The secretary of state's office said Tuesday that it temporarily misplaced records of about 20,000 liens against commercial property in California, resulting in lenders receiving incomplete information about the credit-worthiness of potential borrowers.
The records--temporarily lost because of a computer foul-up--have since been retrieved and restored, said Don Swails, an assistant division chief in the secretary of state's office in Sacramento.
In the meantime, the office has issued to lenders as many as 40,000 certificates listing liens against the assets of commercial borrowers--primarily businesses and professionals such as lawyers and doctors, Swails said.
State officials don't know how many of those certificates were erroneous, he said. But it has clearly inconvenienced many lenders and financial research firms.
"It has at least doubled our workload," said Richard E. Hall, general manager of UCC Network, a Sacramento firm that researches lien histories for lenders.
Hall said that his office has had to check financial records of borrowers three and sometimes four times, because at least 30% to 50% of certificates requested by his firm in the past two months were probably incomplete.
It is not clear whether the foul-up will subject the state to liability if lenders made loans based on incorrect information and those loans subsequently sour.
Typically, lenders making loans secured by assets such as real estate will seek to know if liens have been placed against those assets. The type of loans affected by the foul-up are business loans because under the state's Uniform Commercial Code, records of liens issued against commercial assets such as business equipment, accounts receivable or inventory are kept at the secretary of state's office. Lenders may obtain the information for a fee.

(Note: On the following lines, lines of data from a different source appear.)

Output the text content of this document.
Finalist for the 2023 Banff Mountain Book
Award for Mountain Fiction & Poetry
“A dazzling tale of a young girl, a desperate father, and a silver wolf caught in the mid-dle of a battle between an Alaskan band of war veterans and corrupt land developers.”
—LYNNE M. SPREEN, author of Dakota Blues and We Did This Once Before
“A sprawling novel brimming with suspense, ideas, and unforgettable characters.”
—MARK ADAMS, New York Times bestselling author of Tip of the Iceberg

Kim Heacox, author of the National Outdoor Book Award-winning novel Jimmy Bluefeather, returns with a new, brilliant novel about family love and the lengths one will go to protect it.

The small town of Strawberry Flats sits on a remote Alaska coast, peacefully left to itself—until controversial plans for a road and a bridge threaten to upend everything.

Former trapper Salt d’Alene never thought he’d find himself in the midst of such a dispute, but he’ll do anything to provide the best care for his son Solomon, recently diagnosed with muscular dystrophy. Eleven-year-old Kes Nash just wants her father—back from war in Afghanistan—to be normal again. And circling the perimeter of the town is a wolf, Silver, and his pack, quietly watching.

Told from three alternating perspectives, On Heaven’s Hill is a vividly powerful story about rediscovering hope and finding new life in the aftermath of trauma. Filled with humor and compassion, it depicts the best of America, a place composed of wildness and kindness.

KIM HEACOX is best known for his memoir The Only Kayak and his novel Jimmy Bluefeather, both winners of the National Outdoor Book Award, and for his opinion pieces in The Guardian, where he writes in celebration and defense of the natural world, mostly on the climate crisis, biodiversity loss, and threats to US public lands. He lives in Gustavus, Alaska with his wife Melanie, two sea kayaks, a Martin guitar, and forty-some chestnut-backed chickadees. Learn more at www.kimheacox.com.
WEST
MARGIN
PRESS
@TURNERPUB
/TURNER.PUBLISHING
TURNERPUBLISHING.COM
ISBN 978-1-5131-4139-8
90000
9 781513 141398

Records of liens against homes and furniture, which could affect the granting of mortgages, are filed with county recorders' offices. Records of liens against personal vehicles, which could affect granting of auto loans, are kept at the state Department of Motor Vehicles. Neither of those agencies was affected by the computer mishap.
Swails said the affected liens were issued in November, December and possibly January. The office suspended issuance of certificates about two weeks ago when the problem was discovered, he said. Issuance of certificates should resume today, but it had not yet been decided if the office can reissue new certificates to all lenders who believe they have received erroneous ones, he said. The office already has a 30-day backlog in processing requests for new certificates, he said.
"It's a real headache," Swails said.
The office was hit by a similar computer malfunction in 1986, but it was not nearly as severe as the more recent problem, Swails said. He blamed the latest foul-up on a computer designed in the 1960s. A new computer system is scheduled to begin operating on a test basis at the end of March, he said.